Reputation: 1042
For my project, I have to generate a list of unique strings.
Everything works fine, but my problem is that it is very slow at the end.
I've tried using Parallel-Loops, but I found out that my ConcurrentBag<T>
, which I was using, is also slow.
Now I'm using a simple for-loop and List<T>
and it is now a little bit faster, but also really slow.
Here's my code:
private List<string> Generate(int start, int end, bool allowDupes)
{
var list = new List<string>();
var generator = new StringGenerator(LowerCase, UpperCase, Digits, NumberOfCharacters);
for (var i = start; i < end; i++)
{
StringBuilder sb;
while (true)
{
sb = new StringBuilder();
for (var j = 0; j < NumberOfSegments; j++)
{
sb.Append(generator.GenerateRandomString());
if (j < NumberOfSegments - 1)
{
sb.Append(Delimiter);
}
}
if (!allowDupes)
{
if (list.Contains(sb.ToString()))
{
continue;
}
}
break;
}
list.Add(sb.ToString());
GeneratedStringCount = i + 1;
}
return new List<string>(list);
}
I've also talked to my teacher and he would use the same algorithm for generating these strings.
Do you know a better solution? (The GenerateRandomString()
Method in StringGenerator
is simple and does not consume much performance. list.Contains(xy)

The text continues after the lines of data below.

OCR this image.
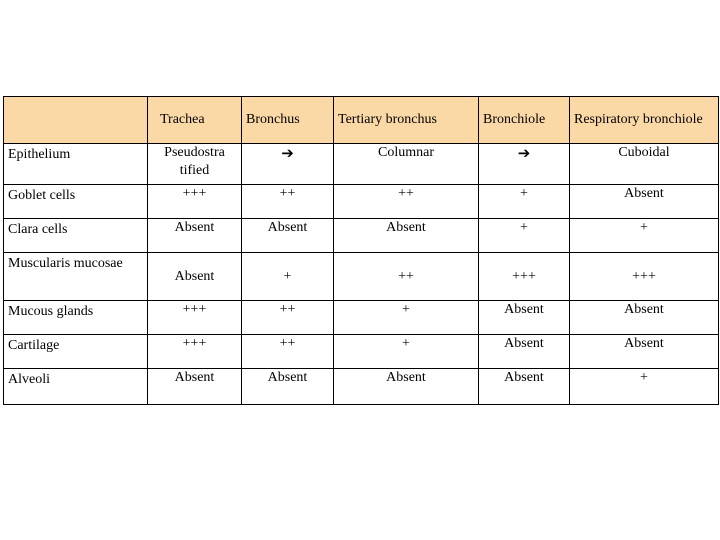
	Trachea	Bronchus	Tertiary bronchus	Bronchiole	Respiratory bronchiole
Epithelium	Pseudostra tified	➔	Columnar	➔	Cuboidal
Goblet cells	+++	++	++	+	Absent
Clara cells	Absent	Absent	Absent	+	+
Muscularis mucosae	Absent	+	++	+++	+++
Mucous glands	+++	++	+	Absent	Absent
Cartilage	+++	++	+	Absent	Absent
Alveoli	Absent	Absent	Absent	Absent	+
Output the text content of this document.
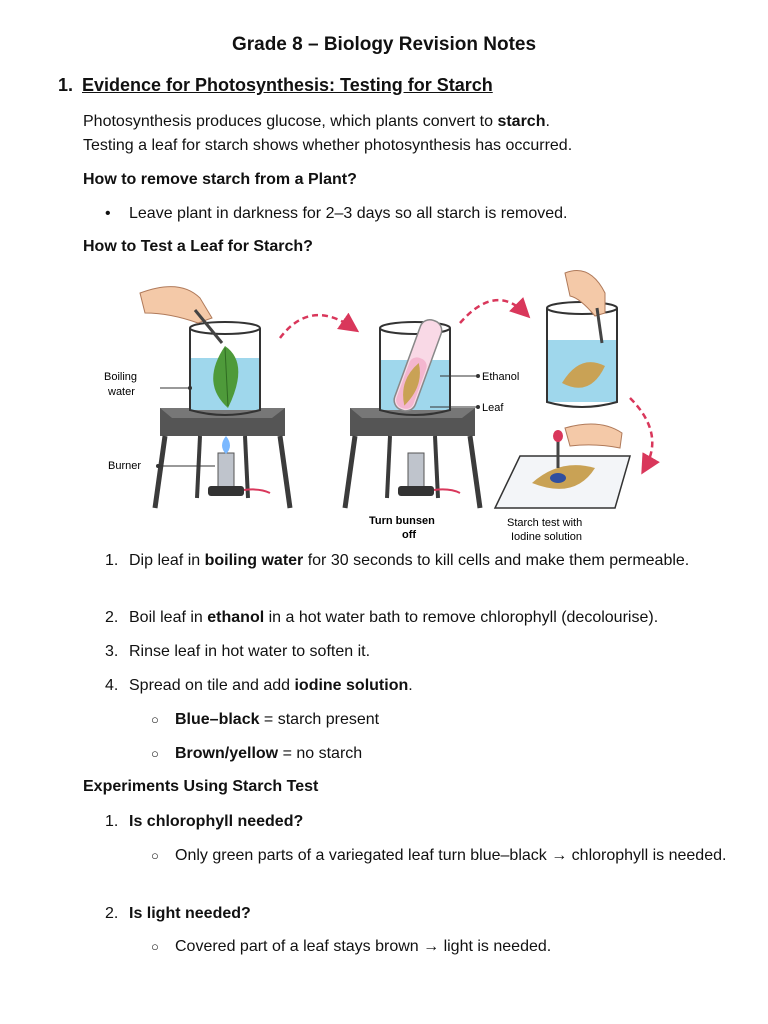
Grade 8 – Biology Revision Notes
1. Evidence for Photosynthesis: Testing for Starch
Photosynthesis produces glucose, which plants convert to starch.
Testing a leaf for starch shows whether photosynthesis has occurred.
How to remove starch from a Plant?
• Leave plant in darkness for 2–3 days so all starch is removed.
How to Test a Leaf for Starch?
Boiling
water
Burner
Ethanol
Leaf
Turn bunsen
off
Starch test with
Iodine solution
1. Dip leaf in boiling water for 30 seconds to kill cells and make them permeable.
2. Boil leaf in ethanol in a hot water bath to remove chlorophyll (decolourise).
3. Rinse leaf in hot water to soften it.
4. Spread on tile and add iodine solution.
○ Blue–black = starch present
○ Brown/yellow = no starch
Experiments Using Starch Test
1. Is chlorophyll needed?
○ Only green parts of a variegated leaf turn blue–black → chlorophyll is needed.
2. Is light needed?
○ Covered part of a leaf stays brown → light is needed.
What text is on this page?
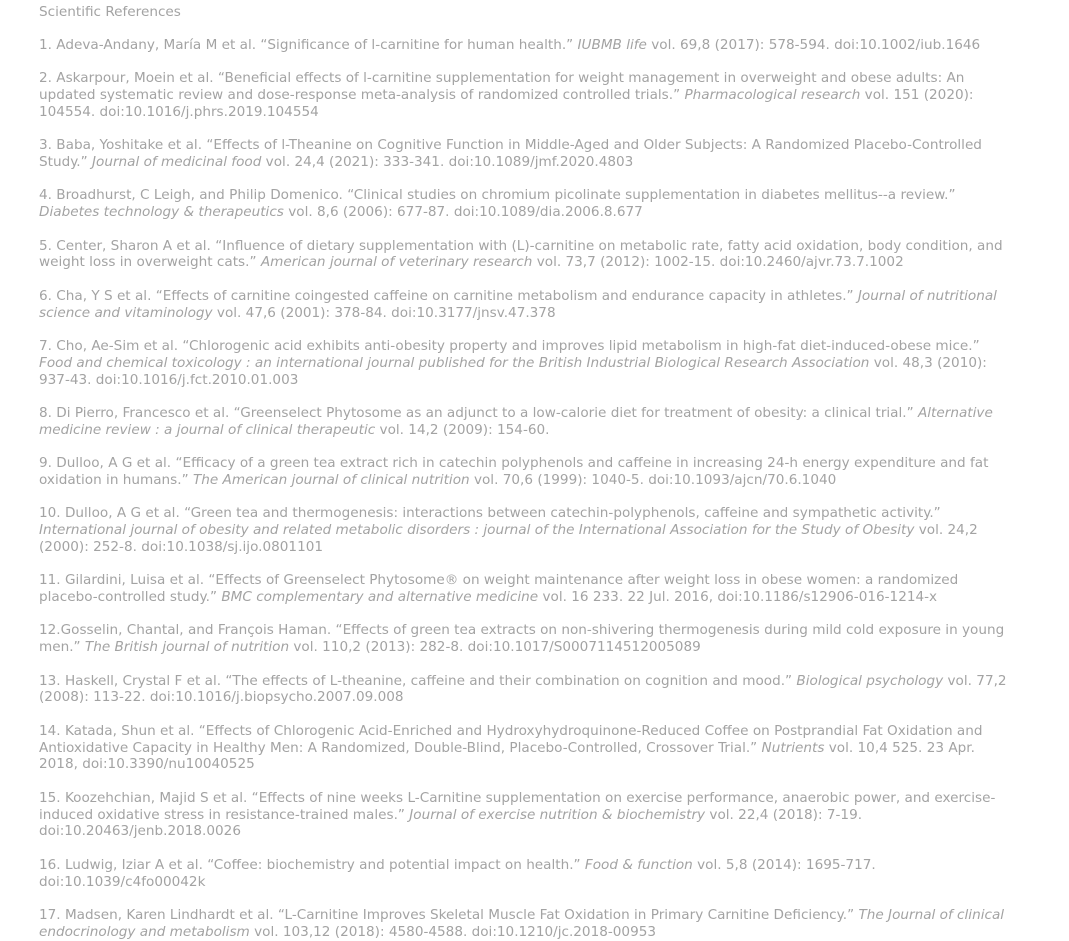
Scientific References
1. Adeva-Andany, María M et al. “Significance of l-carnitine for human health.” IUBMB life vol. 69,8 (2017): 578-594. doi:10.1002/iub.1646
2. Askarpour, Moein et al. “Beneficial effects of l-carnitine supplementation for weight management in overweight and obese adults: An updated systematic review and dose-response meta-analysis of randomized controlled trials.” Pharmacological research vol. 151 (2020): 104554. doi:10.1016/j.phrs.2019.104554
3. Baba, Yoshitake et al. “Effects of l-Theanine on Cognitive Function in Middle-Aged and Older Subjects: A Randomized Placebo-Controlled Study.” Journal of medicinal food vol. 24,4 (2021): 333-341. doi:10.1089/jmf.2020.4803
4. Broadhurst, C Leigh, and Philip Domenico. “Clinical studies on chromium picolinate supplementation in diabetes mellitus--a review.” Diabetes technology & therapeutics vol. 8,6 (2006): 677-87. doi:10.1089/dia.2006.8.677
5. Center, Sharon A et al. “Influence of dietary supplementation with (L)-carnitine on metabolic rate, fatty acid oxidation, body condition, and weight loss in overweight cats.” American journal of veterinary research vol. 73,7 (2012): 1002-15. doi:10.2460/ajvr.73.7.1002
6. Cha, Y S et al. “Effects of carnitine coingested caffeine on carnitine metabolism and endurance capacity in athletes.” Journal of nutritional science and vitaminology vol. 47,6 (2001): 378-84. doi:10.3177/jnsv.47.378
7. Cho, Ae-Sim et al. “Chlorogenic acid exhibits anti-obesity property and improves lipid metabolism in high-fat diet-induced-obese mice.” Food and chemical toxicology : an international journal published for the British Industrial Biological Research Association vol. 48,3 (2010): 937-43. doi:10.1016/j.fct.2010.01.003
8. Di Pierro, Francesco et al. “Greenselect Phytosome as an adjunct to a low-calorie diet for treatment of obesity: a clinical trial.” Alternative medicine review : a journal of clinical therapeutic vol. 14,2 (2009): 154-60.
9. Dulloo, A G et al. “Efficacy of a green tea extract rich in catechin polyphenols and caffeine in increasing 24-h energy expenditure and fat oxidation in humans.” The American journal of clinical nutrition vol. 70,6 (1999): 1040-5. doi:10.1093/ajcn/70.6.1040
10. Dulloo, A G et al. “Green tea and thermogenesis: interactions between catechin-polyphenols, caffeine and sympathetic activity.” International journal of obesity and related metabolic disorders : journal of the International Association for the Study of Obesity vol. 24,2 (2000): 252-8. doi:10.1038/sj.ijo.0801101
11. Gilardini, Luisa et al. “Effects of Greenselect Phytosome® on weight maintenance after weight loss in obese women: a randomized placebo-controlled study.” BMC complementary and alternative medicine vol. 16 233. 22 Jul. 2016, doi:10.1186/s12906-016-1214-x
12.Gosselin, Chantal, and François Haman. “Effects of green tea extracts on non-shivering thermogenesis during mild cold exposure in young men.” The British journal of nutrition vol. 110,2 (2013): 282-8. doi:10.1017/S0007114512005089
13. Haskell, Crystal F et al. “The effects of L-theanine, caffeine and their combination on cognition and mood.” Biological psychology vol. 77,2 (2008): 113-22. doi:10.1016/j.biopsycho.2007.09.008
14. Katada, Shun et al. “Effects of Chlorogenic Acid-Enriched and Hydroxyhydroquinone-Reduced Coffee on Postprandial Fat Oxidation and Antioxidative Capacity in Healthy Men: A Randomized, Double-Blind, Placebo-Controlled, Crossover Trial.” Nutrients vol. 10,4 525. 23 Apr. 2018, doi:10.3390/nu10040525
15. Koozehchian, Majid S et al. “Effects of nine weeks L-Carnitine supplementation on exercise performance, anaerobic power, and exercise-induced oxidative stress in resistance-trained males.” Journal of exercise nutrition & biochemistry vol. 22,4 (2018): 7-19. doi:10.20463/jenb.2018.0026
16. Ludwig, Iziar A et al. “Coffee: biochemistry and potential impact on health.” Food & function vol. 5,8 (2014): 1695-717. doi:10.1039/c4fo00042k
17. Madsen, Karen Lindhardt et al. “L-Carnitine Improves Skeletal Muscle Fat Oxidation in Primary Carnitine Deficiency.” The Journal of clinical endocrinology and metabolism vol. 103,12 (2018): 4580-4588. doi:10.1210/jc.2018-00953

is consuming alot of resources. [Performance Analysis in Visual Studio])
Upvotes: 2
Views: 817
Reputation: 1
public static String GenerateEightCode( int codeLenght, Boolean isCaseSensitive)
{
char[] chars = GetCharsForCode(isCaseSensitive);
byte[] data = new byte[1];
RNGCryptoServiceProvider crypto = new RNGCryptoServiceProvider();
crypto.GetNonZeroBytes(data);
data = new byte[codeLenght];
crypto.GetNonZeroBytes(data);
StringBuilder sb = new StringBuilder(codeLenght);
foreach (byte b in data)
{
sb.Append(chars[b % (chars.Length)]);
}
string key = sb.ToString();
if (codeLenght == 8)
key = key.Substring(0, 4) + "-" + key.Substring(4, 4);
else if (codeLenght == 16)
key = key.Substring(0, 4) + "-" + key.Substring(4, 4) + "-" + key.Substring(8, 4) + "-" + key.Substring(12, 4);
return key.ToString();
}
private static char[] GetCharsForCode(Boolean isCaseSensitive)
{
// all - abcdefghijklmnopqrstuvwxyzABCDEFGHIJKLMNOPQRSTUVWXYZ1234567890
char[] chars = new char[58];
if (isCaseSensitive)
{
chars = "abcdefghijkmnopqrstuvwxyzABCDEFGHJKLMNPQRSTUVWXYZ123456789".ToCharArray();//počet unikátních kombinací 4 - 424 270, 8 - 1 916 797 311, 16 - 7.99601828013E+13
}
else
{
chars = new char[35];
chars = "ABCDEFGHIJKLMNPQRSTUVWXYZ123456789".ToCharArray();//počet unikátních kombinací 4 - 52 360, 8 - 23 535 820, 16 - 4 059 928 950
}
return chars;
}
Upvotes: 0
Reputation: 18877
List.Contains
is slow. Use a HashSet
instead.
private List<string> Generate(int start, int end, bool allowDupes)
{
var strings = new HashSet<string>();
var list = new List<string>();
var generator = new StringGenerator(LowerCase, UpperCase, Digits, NumberOfCharacters);
for (var i = start; i < end; i++)
{
while (true)
{
string randomString = GetRandomString();
if (allowDupes || strings.Add(randomString))
{
list.Add(randomString);
break;
}
}
GeneratedStringCount = i + 1;
}
return new List<string>(list);
}
private string GetRandomString()
{
var segments = Enumerable.Range(1, NumberOfSegments)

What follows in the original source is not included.